20. The antibody conjugate according to claim 18 or 19, characterized in that, The markers are selected from fluorescent dyes, enzymes, radioactive isotopes, chemiluminescent reagents, and nanoparticle markers.
21. A reagent or kit characterized in that, The reagent or kit comprises the antibody or antigen-binding fragment thereof as described in any one of claims 1 to 16, the antibody as described in claim 17, or the antibody-drug conjugate as described in any one of claims 18 to 20.

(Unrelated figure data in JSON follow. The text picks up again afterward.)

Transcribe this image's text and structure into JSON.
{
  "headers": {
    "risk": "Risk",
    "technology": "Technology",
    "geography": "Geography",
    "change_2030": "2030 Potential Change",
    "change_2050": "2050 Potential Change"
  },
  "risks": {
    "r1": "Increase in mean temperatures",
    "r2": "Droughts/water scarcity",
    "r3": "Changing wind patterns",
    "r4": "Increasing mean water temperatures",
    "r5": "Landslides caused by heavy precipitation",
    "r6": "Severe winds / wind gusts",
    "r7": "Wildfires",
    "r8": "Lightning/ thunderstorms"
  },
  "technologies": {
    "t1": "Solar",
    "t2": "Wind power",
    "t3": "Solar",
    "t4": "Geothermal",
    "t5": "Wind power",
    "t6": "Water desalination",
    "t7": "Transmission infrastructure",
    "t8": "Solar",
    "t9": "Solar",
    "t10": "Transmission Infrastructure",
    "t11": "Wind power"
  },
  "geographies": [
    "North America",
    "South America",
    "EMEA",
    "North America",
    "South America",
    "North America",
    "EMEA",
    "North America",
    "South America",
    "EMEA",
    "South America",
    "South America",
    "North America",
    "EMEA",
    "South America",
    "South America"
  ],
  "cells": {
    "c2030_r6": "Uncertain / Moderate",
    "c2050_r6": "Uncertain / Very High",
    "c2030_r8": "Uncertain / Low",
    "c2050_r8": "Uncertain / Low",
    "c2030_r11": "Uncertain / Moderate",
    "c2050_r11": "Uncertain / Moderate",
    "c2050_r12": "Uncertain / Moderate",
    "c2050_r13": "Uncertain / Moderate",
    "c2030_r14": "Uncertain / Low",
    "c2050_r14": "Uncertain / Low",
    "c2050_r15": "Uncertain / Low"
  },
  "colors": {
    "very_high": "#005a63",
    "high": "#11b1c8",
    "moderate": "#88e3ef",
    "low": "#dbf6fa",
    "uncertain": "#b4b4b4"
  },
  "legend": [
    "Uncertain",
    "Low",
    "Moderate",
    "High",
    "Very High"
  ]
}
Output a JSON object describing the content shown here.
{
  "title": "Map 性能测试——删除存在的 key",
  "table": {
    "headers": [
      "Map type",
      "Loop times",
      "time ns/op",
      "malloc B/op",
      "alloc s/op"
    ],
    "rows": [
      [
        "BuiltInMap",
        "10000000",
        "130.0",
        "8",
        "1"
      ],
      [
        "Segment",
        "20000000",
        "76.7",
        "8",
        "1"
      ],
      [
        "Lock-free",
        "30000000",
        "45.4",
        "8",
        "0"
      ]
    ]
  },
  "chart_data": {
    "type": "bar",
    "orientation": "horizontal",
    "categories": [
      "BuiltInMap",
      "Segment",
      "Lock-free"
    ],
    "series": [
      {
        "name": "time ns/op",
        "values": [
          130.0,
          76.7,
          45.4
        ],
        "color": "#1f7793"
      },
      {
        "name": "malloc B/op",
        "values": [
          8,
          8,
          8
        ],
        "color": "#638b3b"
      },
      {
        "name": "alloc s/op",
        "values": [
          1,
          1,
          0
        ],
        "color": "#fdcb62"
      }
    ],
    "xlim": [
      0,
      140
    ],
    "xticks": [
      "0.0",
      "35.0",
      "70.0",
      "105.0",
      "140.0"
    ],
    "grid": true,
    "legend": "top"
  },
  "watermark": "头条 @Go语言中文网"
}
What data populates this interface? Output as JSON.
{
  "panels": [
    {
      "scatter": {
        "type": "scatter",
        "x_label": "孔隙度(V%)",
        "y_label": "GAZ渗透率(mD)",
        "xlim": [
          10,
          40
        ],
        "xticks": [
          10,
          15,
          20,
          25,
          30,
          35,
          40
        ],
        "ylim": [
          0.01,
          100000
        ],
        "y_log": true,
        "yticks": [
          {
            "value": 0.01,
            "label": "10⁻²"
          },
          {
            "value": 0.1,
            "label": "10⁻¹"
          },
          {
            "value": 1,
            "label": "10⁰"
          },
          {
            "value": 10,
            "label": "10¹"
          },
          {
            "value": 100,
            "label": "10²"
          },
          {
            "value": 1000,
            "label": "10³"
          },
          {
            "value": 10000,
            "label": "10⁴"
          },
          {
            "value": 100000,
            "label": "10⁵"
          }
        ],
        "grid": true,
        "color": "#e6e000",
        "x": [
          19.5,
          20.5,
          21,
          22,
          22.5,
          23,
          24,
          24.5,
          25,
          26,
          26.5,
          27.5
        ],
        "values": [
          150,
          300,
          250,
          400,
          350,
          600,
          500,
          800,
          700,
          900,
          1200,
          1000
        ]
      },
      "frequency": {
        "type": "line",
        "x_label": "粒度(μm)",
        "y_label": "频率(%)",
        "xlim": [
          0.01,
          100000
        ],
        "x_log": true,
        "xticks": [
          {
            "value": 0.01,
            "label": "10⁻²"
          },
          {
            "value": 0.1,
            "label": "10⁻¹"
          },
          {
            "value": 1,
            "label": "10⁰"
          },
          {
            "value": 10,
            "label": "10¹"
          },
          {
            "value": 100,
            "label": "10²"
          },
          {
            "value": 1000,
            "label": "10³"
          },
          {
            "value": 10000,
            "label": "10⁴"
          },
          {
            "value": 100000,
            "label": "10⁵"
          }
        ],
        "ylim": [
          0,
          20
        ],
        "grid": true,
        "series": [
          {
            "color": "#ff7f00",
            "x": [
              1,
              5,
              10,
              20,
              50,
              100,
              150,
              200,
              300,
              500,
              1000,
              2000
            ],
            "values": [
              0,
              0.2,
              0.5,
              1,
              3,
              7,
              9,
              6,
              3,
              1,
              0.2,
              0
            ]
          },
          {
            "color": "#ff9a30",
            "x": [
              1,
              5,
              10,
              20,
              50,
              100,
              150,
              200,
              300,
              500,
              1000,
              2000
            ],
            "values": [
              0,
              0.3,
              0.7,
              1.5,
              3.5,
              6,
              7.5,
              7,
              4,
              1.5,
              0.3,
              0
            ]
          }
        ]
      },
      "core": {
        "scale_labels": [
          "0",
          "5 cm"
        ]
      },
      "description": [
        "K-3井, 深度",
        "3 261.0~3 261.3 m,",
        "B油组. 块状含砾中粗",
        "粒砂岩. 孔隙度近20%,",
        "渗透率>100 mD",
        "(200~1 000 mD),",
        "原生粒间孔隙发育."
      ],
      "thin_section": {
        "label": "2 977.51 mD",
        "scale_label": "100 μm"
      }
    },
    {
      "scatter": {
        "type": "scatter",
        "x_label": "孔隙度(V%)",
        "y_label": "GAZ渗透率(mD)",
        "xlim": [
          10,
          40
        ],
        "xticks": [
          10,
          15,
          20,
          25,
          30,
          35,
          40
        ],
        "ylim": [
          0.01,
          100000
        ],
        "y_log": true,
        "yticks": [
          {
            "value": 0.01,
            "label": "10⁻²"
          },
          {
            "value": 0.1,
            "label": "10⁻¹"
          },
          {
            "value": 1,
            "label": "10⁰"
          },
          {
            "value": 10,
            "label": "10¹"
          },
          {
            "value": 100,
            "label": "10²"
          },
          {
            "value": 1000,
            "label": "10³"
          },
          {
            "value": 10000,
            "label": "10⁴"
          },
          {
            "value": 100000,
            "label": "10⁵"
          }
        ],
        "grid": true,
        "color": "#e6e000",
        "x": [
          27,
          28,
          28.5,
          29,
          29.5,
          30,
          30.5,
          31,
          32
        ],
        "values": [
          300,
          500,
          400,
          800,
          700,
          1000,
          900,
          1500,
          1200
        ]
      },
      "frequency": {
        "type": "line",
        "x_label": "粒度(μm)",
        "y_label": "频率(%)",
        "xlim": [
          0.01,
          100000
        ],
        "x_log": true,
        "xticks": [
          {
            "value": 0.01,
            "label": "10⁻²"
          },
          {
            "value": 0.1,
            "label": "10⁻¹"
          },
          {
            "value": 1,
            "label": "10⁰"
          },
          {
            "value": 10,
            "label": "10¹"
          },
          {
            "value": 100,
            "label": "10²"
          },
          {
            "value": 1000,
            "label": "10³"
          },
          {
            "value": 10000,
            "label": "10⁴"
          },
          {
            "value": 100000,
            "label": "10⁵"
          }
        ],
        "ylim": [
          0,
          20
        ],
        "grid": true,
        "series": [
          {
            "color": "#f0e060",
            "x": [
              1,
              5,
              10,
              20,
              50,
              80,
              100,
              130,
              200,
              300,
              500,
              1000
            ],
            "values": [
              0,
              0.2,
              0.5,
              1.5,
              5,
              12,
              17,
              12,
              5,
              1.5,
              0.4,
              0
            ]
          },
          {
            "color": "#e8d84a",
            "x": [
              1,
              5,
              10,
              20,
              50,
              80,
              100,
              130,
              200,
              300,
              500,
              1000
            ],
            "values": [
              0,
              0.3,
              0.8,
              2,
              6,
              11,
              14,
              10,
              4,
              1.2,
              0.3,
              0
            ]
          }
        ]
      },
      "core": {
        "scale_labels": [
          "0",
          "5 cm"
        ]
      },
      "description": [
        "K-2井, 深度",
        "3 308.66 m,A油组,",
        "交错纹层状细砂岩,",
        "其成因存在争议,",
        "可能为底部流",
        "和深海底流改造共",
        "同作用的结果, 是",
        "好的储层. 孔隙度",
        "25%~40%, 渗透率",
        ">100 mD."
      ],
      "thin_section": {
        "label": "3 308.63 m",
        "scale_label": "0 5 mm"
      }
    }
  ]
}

22. Use of the antibody or antigen-binding fragment thereof according to any one of claims 1 to 16, the antibody according to claim 17, the antibody conjugate according to any one of claims 18 to 20, or the reagent or kit according to claim 21 in the preparation of a product for detecting C-reactive protein.
23. A nucleic acid, comprising: It encodes the antibody or antigen-binding fragment thereof as described in any one of claims 1 to 16 or the antibody as described in claim 17.
24. A vector, comprising: It contains the nucleic acid as described in claim 23.
25. A cell, comprising: It contains the nucleic acid as described in claim 23 or the vector as described in claim 24.
26. A method of preparing an antibody or antigen binding fragment thereof according to any one of claims 1 to 16 or an antibody according to claim 17, characterized in that, It includes: Culture the cells as described in claim 25.